Five most important drupal modules
Drupal ships with a lot of necessary modules like Blog, Forum, Taxonomy, Poll, Locale …
They do most necessary tasks when building a website. But some modules I frequently need are provided by third parties.
Here is my list of five important third-party modules when building a site with drupal:
- CCK - The Content Construction Kit allows you create and customize UI fields that can be added to any content types (Example: When building a song review database you could add a field like “Best top-ten rating” to your song-review content type.).
- Views - The views module provides a flexible method to control how lists of content (nodes) are presented. It is essentially a smart query builder that, given enough information, can build the proper query, execute it, and display the results - including but not limited to CCK fields (Example: Create a node that displays song title and best top-ten rating).
- Google Analytics - sophisticated integration of google’s urchin tracker code for your drupal site.
- Google AdSense - Very good integration of Google AdSense for drupal. Allows grouping by ad format and utilization of Google’s ad channels.
- Meta Tags - Even if Google ignores meta, it might be important once. At least there’s no harm. This module allows you to set some meta tags for each node, view or panels page.

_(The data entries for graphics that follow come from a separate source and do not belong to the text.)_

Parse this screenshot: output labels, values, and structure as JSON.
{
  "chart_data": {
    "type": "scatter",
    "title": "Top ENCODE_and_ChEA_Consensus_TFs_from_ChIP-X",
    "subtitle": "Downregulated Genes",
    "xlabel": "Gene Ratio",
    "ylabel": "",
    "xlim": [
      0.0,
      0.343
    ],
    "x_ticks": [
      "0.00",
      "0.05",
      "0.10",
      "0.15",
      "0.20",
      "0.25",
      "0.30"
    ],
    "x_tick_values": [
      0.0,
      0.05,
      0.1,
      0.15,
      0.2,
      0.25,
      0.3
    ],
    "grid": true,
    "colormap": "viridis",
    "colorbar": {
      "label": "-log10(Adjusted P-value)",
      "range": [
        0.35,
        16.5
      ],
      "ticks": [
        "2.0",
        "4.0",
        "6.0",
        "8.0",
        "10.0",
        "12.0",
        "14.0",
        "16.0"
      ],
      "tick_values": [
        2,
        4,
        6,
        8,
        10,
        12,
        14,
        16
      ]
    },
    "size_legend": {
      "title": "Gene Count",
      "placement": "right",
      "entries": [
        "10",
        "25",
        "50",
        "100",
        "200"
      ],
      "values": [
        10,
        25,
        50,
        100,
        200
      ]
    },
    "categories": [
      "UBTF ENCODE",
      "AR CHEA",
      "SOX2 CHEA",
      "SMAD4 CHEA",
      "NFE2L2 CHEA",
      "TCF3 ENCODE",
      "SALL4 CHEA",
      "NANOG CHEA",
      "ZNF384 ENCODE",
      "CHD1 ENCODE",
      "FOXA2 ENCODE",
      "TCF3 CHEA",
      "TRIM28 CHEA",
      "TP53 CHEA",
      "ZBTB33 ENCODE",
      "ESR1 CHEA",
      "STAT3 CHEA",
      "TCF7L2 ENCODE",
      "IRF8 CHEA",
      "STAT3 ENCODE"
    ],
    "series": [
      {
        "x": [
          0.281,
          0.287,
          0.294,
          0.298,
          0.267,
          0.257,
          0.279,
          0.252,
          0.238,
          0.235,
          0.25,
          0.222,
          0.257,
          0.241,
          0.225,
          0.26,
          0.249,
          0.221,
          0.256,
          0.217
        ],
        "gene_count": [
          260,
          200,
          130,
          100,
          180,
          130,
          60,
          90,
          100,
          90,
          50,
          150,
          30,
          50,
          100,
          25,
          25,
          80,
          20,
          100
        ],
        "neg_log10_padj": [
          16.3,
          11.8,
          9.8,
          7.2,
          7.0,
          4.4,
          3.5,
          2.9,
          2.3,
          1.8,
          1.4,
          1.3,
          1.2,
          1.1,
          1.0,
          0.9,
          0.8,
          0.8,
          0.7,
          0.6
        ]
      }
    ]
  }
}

Other webmasters, other opinions, so here are some links to several drupal module top lists:
Troy Schneider’s top ten
Daan’s list of used drupal modules
A SEO view on modules from fiLi
And 5 musts from Keith’s marketing perspective










January 7th, 2008 at 7:28 pm
I would add Pathauto to that list - use it on every Drupal site I do
http://drupal.org/project/pathauto
Also Boost - static page caching to survive the Digg effect
http://drupal.org/project/boost
and
Backup and Migrate for dailty DB backups
http://drupal.org/project/backup_migrate
May 12th, 2008 at 12:58 am
module seo checklist include most of these modules some of them:
URL paths
Create Search Engine Accounts
Track your visitors
Page content
Clean code
Submit your Site to the search engines.
Social Tracking
Protect your site from Spam
August 14th, 2008 at 2:02 am
We are getting ready to start developing in Drupal but we have been researching the differences between Drupal an WordPress and the effects of CSS with both… Can anyone provide any feedback between the pros and cons of each? Thanks!